Études expérimentales et modélisation des phénomènes multi physiques lors de la cuisson d'un milieu poreux déformable non saturé – Application à un produit céréalier
Pascal Le Bideau  1, *@  , Patrick Glouannec  1, *@  , Jean-Pierre Ploteau  1@  
1 : Institut de Recherche Dupuy de Lôme  (IRDL)
Université de Bretagne Sud, Centre National de la Recherche Scientifique : UMR6027
* : Auteur correspondant

Cette communication porte sur le développement de modèles numériques multi-physiques pour la prédiction des transferts de chaleur et de masse ainsi que le gonflement rencontré lors de la cuisson en moule de gâteaux dit à pâte jaune composés de farine, de sucre, de lait, d'œufs entiers et d'agents levant. Dans l'approche retenue, le produit est assimilé à un milieu poreux déformable composé de trois phases : solide (pâte), liquide (eau) et gaz. La phase gazeuse est quant à elle constituée de deux espèces : vapeur d'eau et dioxyde de carbone (libéré par l'agent levant). A partir des équations de conservation de l'énergie et de la matière et en considérant plusieurs hypothèses (milieu homogène, équilibre thermodynamique locale, phase gazeuse assimilé à un mélange de gaz parfaits, ...), le problème se résume à résoudre un système de cinq équations aux dérivées partielles couplées. Les variables d'état sont la température, la teneur en eau, la pression totale de gaz, la porosité et le déplacement. La résolution de ces équations est effectuée selon la méthode des éléments finis pour une géométrie cylindrique (modèle 2D axisymétrique). 

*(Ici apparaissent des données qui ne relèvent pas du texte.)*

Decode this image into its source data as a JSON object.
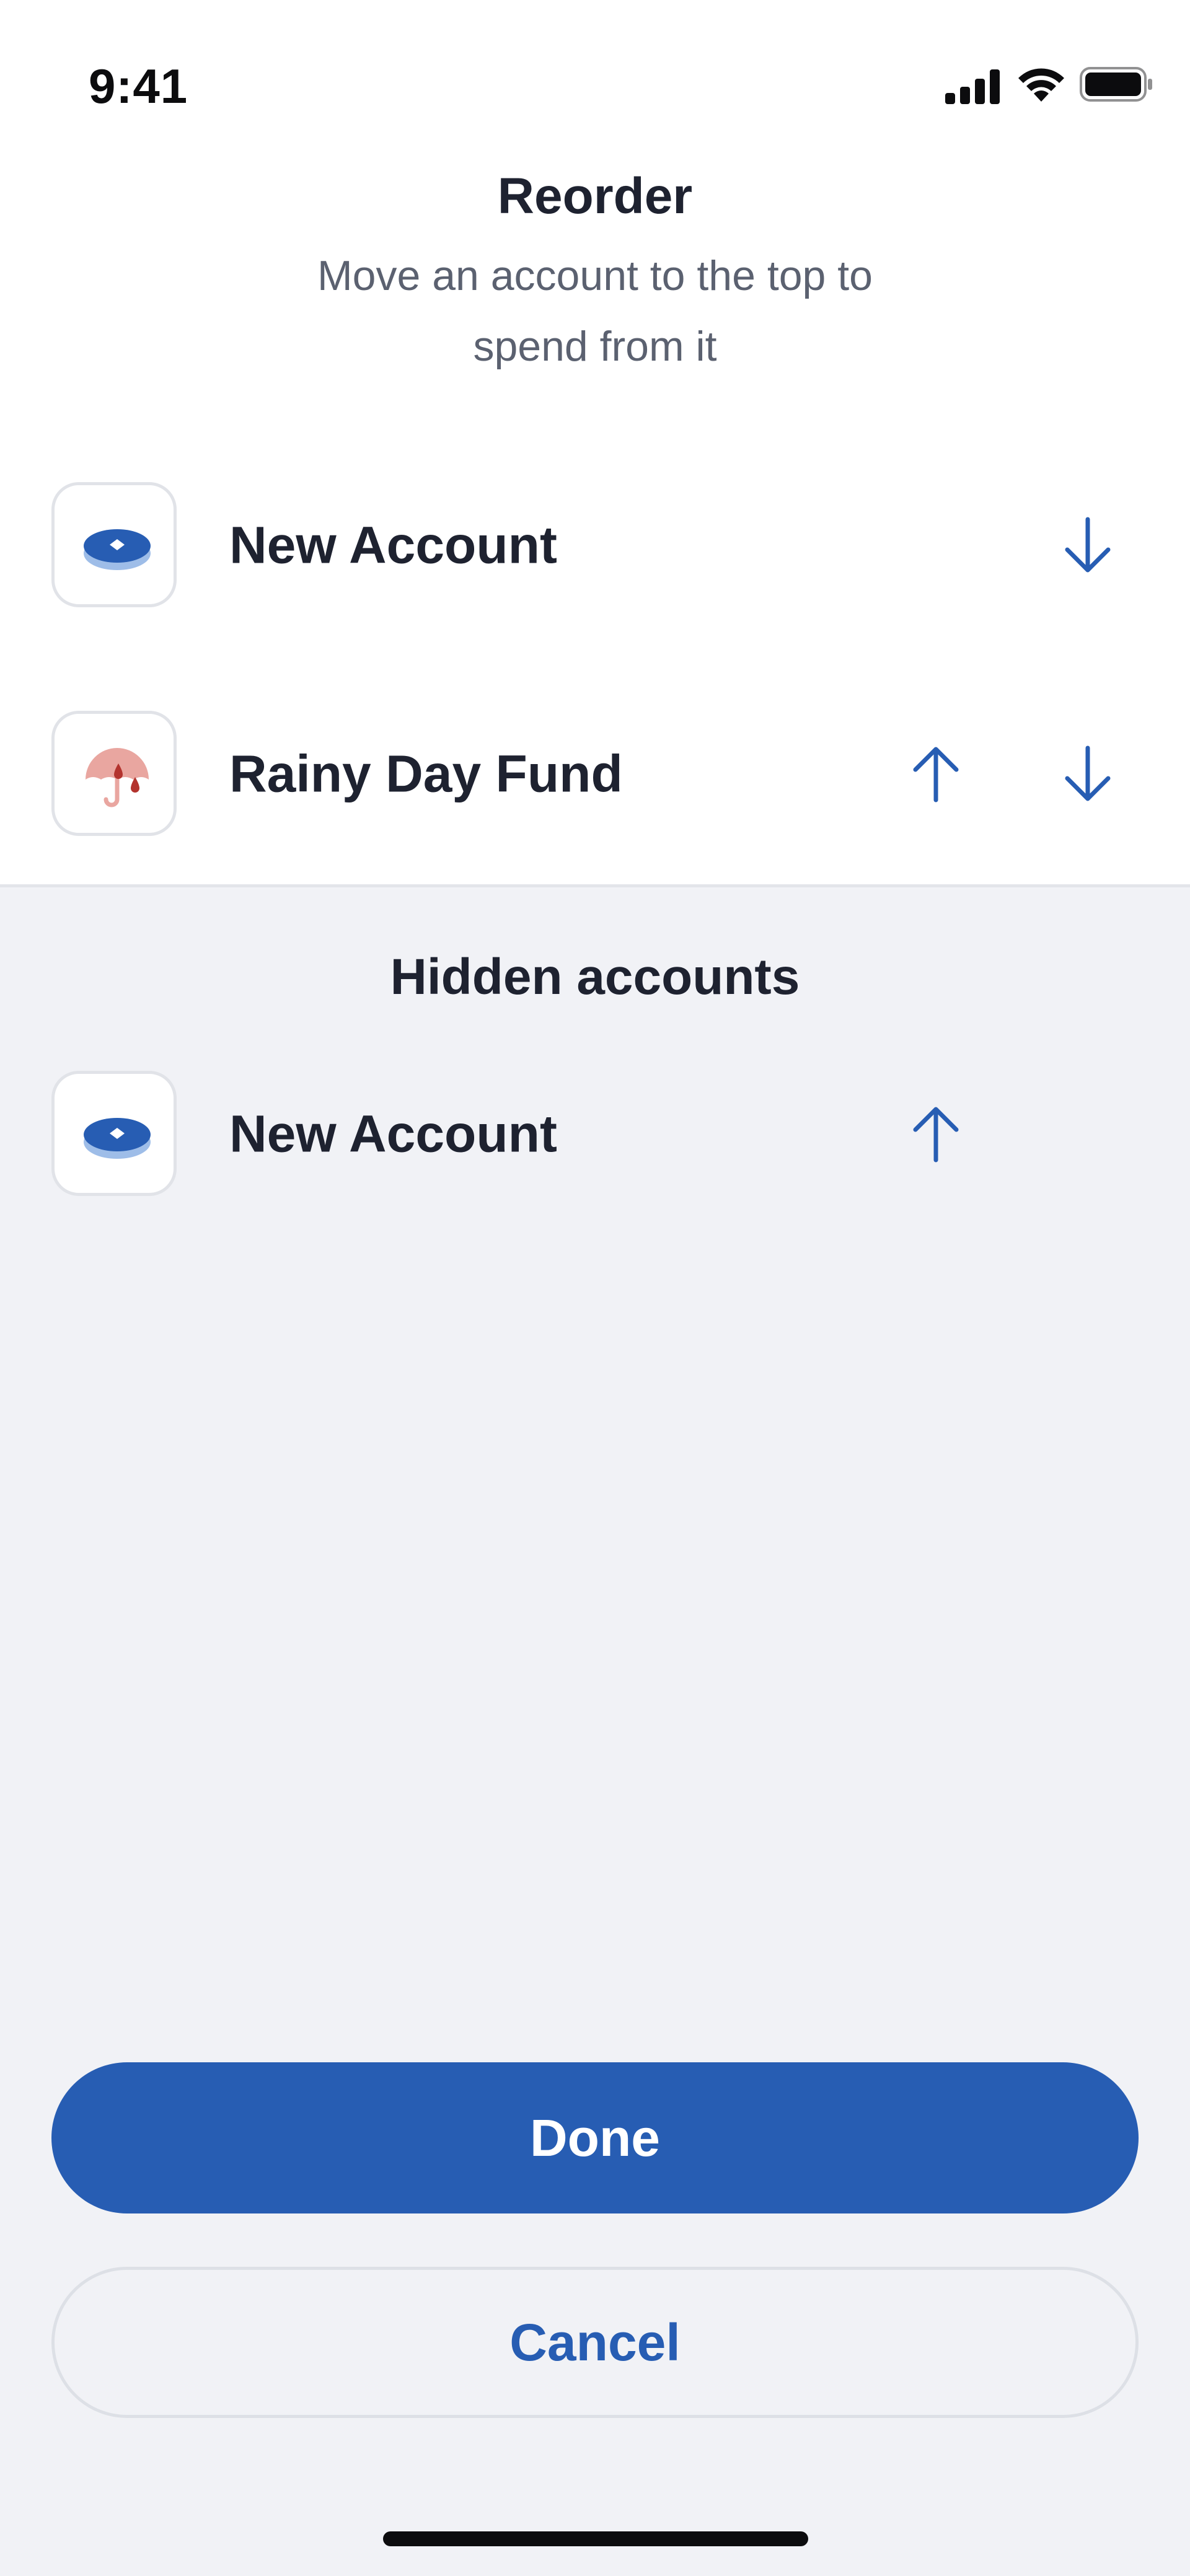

Afin de valider les développements numériques, des cuissons type sont réalisés en parallèle dans un four statique du laboratoire instrumenté. L'instrumentation mise en place permet d'appréhender les sollicitations thermiques (convection, rayonnement et conduction thermique), de suivre précisément les réponses en température du gâteau et du moule, et d'obtenir un suivi continu de la perte de masse. La déformation du produit est également suivie.

A terme, les modèles développés doivent permettre de quantifier les besoins énergétiques nécessaires à la transformation du produit et contribuer à améliorer le dimensionnement et le pilotage des fours.